Meine Meinung
Auf den ersten Blick könnte es Sara richtig gut gehen. Sie ist 30 Jahre jung, führt ein Leben in Wohlstand, hat einen liebenden Ehemann, einen gesunden zweijährigen Sohn und einen tollen Job als Journalistin. Sie hat sogar einen eigenen Therapeuten, dem sie immer mal wieder ihre seelischen Wehwehchen klagt.
Und auf den zweiten Blick? Geht es ihr immer noch gut. Nur dass Sara das selbst leider nicht sieht und sich – um zu dieser Erkenntnis zu kommen – erstmal eine einwöchige Auszeit auf Teneriffa nehmen muss.
Dort sitzt sie entweder im Frühstücksraum oder auf ihrem Balkon herum, liefert zynische Analysen zum Beziehungsstand der anderen Urlauber ab (Merke: Glückliche Ehen gibt es nicht!) und macht sich Gedanken: über die Ungleichbehandlung der Frau in der Gesellschaft, die sich durch sämtliche Lebensbereiche zieht, vor allem aber schon in der Partnerschaft anfängt.
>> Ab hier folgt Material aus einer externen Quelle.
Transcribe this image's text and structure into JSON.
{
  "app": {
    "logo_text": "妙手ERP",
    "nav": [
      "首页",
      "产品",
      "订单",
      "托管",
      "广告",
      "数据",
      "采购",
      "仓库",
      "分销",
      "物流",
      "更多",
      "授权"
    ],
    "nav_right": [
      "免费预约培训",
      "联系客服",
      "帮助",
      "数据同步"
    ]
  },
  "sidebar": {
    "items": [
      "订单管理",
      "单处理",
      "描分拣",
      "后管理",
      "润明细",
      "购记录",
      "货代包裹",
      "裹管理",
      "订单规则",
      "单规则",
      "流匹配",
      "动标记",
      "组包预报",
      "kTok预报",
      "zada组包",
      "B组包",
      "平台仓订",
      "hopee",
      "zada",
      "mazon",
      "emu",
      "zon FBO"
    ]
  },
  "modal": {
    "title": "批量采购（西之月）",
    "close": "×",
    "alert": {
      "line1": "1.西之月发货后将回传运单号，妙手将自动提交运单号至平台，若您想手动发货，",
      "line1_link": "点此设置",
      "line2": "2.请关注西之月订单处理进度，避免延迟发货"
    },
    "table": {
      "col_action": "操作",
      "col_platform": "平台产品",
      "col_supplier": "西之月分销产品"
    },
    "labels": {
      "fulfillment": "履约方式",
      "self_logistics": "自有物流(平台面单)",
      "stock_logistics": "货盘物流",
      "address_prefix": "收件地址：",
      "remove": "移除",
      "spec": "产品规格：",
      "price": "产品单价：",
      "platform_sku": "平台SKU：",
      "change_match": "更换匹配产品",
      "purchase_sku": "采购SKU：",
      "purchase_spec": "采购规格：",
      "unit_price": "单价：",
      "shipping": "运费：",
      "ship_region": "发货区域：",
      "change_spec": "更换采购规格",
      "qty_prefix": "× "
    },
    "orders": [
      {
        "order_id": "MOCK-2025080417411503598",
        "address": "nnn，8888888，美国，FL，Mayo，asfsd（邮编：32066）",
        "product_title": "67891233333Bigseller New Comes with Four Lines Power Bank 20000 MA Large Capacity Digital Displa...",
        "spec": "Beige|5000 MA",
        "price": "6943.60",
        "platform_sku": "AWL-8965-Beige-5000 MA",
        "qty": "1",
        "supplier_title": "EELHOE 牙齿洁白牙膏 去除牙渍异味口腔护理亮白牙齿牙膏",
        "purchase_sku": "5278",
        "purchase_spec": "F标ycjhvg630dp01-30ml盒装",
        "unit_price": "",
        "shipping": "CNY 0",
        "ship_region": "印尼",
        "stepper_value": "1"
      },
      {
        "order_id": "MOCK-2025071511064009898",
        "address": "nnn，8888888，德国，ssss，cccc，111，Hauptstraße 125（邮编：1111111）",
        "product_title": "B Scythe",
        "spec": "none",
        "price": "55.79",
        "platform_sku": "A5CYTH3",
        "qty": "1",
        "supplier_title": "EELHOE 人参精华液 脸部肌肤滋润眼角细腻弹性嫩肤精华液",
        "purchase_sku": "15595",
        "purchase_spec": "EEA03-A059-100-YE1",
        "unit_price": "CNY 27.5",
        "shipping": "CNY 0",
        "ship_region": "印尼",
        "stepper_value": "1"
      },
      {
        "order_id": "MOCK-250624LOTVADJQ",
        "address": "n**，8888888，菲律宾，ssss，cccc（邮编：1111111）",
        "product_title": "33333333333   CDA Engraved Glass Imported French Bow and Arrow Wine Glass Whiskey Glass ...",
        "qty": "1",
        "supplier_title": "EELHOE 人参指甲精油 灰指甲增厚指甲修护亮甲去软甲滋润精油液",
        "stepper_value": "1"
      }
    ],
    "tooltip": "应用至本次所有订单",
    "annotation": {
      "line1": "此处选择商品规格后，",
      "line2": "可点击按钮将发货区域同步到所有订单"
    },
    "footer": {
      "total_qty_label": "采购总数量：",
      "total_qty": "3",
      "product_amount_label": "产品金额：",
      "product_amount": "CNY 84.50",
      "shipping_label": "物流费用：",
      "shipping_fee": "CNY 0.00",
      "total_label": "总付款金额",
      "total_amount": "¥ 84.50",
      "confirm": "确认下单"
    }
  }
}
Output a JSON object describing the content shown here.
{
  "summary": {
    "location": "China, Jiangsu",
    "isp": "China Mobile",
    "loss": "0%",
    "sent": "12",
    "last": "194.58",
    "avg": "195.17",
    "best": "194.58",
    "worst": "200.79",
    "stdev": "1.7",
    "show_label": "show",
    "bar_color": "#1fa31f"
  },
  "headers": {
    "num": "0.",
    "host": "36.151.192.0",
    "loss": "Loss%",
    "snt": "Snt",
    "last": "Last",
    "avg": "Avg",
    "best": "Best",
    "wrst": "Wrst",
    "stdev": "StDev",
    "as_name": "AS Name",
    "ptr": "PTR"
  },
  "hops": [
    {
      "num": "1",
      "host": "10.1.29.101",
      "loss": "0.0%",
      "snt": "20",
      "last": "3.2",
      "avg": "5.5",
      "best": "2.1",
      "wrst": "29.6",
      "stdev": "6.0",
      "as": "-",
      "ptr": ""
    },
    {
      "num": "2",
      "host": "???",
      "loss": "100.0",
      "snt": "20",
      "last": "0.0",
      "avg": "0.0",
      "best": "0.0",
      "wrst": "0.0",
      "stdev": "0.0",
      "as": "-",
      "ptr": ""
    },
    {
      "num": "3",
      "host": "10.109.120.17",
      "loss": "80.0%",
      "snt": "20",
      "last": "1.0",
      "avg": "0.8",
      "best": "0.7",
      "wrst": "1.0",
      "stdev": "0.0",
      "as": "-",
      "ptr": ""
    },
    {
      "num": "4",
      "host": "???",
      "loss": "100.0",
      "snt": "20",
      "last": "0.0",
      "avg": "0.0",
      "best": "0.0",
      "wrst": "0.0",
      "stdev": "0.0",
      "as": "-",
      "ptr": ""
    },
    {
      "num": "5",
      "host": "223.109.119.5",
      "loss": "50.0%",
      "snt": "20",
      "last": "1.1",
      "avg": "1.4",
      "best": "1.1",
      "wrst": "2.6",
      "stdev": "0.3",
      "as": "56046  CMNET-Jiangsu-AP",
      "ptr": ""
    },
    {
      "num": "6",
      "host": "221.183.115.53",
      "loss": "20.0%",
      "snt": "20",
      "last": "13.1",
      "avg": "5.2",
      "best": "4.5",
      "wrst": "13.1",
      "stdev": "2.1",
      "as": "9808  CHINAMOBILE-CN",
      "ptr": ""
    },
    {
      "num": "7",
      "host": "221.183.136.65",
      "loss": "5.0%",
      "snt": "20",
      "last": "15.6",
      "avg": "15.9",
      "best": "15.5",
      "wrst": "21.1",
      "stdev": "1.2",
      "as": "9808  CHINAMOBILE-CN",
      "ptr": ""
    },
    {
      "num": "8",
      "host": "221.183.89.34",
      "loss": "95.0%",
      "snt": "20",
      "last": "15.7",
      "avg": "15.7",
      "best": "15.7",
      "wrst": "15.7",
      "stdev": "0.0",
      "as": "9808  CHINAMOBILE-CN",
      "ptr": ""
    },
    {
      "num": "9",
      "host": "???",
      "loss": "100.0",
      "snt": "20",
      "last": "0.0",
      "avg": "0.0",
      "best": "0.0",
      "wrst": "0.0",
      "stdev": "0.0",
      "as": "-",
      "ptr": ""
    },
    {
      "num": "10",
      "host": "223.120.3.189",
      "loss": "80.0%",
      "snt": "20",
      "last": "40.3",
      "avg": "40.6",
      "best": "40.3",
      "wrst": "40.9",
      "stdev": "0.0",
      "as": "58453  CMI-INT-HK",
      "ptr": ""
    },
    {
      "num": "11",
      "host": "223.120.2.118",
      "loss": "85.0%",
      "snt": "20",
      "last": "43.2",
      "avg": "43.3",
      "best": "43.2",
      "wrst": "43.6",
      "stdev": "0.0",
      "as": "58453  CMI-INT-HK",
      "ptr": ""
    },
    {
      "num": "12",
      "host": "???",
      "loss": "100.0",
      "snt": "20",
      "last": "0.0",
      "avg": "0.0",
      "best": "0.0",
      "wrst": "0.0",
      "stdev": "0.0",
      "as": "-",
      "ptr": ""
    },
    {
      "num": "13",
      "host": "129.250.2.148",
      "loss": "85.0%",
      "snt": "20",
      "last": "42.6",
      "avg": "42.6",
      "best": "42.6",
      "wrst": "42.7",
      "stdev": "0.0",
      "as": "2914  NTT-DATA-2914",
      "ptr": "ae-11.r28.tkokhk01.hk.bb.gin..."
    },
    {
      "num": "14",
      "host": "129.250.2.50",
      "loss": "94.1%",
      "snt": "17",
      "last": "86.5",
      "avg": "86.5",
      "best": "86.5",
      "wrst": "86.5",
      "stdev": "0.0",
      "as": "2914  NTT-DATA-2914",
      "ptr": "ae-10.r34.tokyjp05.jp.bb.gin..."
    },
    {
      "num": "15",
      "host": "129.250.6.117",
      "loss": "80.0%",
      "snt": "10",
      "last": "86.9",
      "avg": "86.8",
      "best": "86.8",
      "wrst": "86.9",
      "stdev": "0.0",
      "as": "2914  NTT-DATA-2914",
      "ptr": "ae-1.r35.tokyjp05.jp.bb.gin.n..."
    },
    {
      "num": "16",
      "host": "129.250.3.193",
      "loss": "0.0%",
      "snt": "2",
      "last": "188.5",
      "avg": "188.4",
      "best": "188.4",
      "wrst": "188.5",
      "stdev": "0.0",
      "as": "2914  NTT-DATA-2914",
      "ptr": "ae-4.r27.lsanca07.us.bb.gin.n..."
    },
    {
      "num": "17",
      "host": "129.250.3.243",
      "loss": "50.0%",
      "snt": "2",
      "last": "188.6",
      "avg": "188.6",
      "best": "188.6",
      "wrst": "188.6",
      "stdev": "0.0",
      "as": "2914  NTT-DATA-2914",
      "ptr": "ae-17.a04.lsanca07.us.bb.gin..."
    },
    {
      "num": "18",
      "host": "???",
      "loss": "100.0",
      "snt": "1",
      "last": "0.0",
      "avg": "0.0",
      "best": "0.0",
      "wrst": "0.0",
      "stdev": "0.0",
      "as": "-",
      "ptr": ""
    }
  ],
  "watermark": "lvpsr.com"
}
«Lesen und aufregen!» So will es der Verlag. Gelesen habe ich das Buch. Aufgeregt habe ich mich auch. Aber nicht über die Ungerechtigkeiten zwischen Mann und Frau, die auch heute natürlich noch bestehen - sei es im Beruf, im Haushalt oder bei der Kindererziehung. Selbstverständlich schüttele ich erbost den Kopf, wenn ich lesen muss, dass etwa die Scheidungsrate bei an Gebärmutterkrebs erkrankten Frauen doppelt so hoch ist wie bei gesunden, während das Risiko einer Scheidung bei Prostatapatienten geringer ist als bei gesunden Männern. Oder dass Frauen mehr Organe spenden als Männer, Organempfänger aber überwiegend männlich sind.
Wirklich geärgert habe ich mich aber nicht über diese, meist sehr pauschalisierten Aussagen, sondern über Sara, die ohne Ende pessimistisch ist und sich letztlich nur selbst im Weg steht. Sämtlichen Frust schiebt sie den Männern in ihrem Leben in die Schuhe – ihren früheren Liebhabern, dem Vater, dem Lehrer, den Kollegen. Mag sein, dass diese sie nicht immer korrekt behandelt haben, aber dafür hat frau ja auch einen Mund, den sie aufmachen kann. Sara hingegen frisst lieber alles in sich hinein, fügt sich und projiziert ihre Wut über eine entzündete Brustwarze während der Stillzeit auf ihren Mann. Das frustriert nicht nur sie, sondern den Leser gleich noch mit.
Auch handlungsmäßig überzeugt das Buch nicht. Denn eine richtige Handlung gibt es eigentlich nicht. Sara flieht nach Teneriffa, sitzt dort, grübelt ein bisschen, fliegt zurück.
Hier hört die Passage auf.